Ancien porte-parole de la présidence de la République et membre influent de l’Association des Jeunes Émergents Volontaires (AJEV), Ike Ngouoni s’est récemment exprimé sur son passé, son incarcération et son avenir. Embastillé dans le cadre de l’opération anti-corruption « Scorpion », qui était très clairement une mascarade judiciaire, l’ex-communicant d’Ali Bongo Ondimba a livré un témoignage sans détours sur son passage au sommet de l’État et les accusations portées contre lui et son groupe.
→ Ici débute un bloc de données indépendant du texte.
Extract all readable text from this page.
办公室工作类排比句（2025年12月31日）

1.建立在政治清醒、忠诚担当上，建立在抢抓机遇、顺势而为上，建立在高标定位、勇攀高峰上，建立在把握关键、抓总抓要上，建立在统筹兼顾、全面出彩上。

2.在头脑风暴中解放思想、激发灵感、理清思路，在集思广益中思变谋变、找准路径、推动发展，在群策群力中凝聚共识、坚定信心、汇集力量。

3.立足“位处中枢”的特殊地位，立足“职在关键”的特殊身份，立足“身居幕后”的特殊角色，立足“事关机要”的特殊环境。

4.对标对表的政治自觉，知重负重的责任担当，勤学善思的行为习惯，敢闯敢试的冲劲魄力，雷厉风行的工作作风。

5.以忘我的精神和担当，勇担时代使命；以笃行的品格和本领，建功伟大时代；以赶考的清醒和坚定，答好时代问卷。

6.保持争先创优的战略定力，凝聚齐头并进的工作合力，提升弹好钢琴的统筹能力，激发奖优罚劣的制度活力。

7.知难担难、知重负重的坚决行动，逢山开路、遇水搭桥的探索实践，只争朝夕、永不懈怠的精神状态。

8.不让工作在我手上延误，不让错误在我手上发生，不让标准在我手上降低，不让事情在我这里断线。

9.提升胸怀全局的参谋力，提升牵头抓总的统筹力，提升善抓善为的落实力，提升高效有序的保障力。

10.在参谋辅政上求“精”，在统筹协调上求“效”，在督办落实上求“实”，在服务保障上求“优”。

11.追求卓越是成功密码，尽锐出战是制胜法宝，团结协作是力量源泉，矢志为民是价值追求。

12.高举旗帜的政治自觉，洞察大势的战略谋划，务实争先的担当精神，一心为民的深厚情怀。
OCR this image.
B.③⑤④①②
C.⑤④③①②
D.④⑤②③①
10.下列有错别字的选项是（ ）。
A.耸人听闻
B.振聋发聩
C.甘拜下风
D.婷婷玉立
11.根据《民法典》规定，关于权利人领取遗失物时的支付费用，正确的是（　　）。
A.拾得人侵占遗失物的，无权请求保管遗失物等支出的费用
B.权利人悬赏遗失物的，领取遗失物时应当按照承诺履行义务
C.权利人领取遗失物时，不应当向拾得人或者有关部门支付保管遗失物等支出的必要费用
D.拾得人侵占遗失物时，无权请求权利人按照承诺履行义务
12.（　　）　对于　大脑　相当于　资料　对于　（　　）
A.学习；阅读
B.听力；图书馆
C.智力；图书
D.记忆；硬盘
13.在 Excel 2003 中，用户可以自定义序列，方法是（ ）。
Dès le début de son intervention, Ike Ngouoni a balayé d’un revers de main les nombreuses allégations qui ont visé son groupe, les « Blas Boys ». Selon lui, les accusations de corruption et de détournements de fonds ne reposent sur aucun fondement : « Tout ce qui a été dit sur nous n’est qu’un tissu de mensonges. On a voulu faire croire que nous étions responsables de tous les maux du pays, alors que nous avons œuvré, en un temps limité, à instaurer des réformes bénéfiques pour les Gabonais. » Il rappelle que sous sa responsabilité, plusieurs décisions importantes ont été prises pour rationaliser l’action gouvernementale et améliorer la gestion des ressources publiques.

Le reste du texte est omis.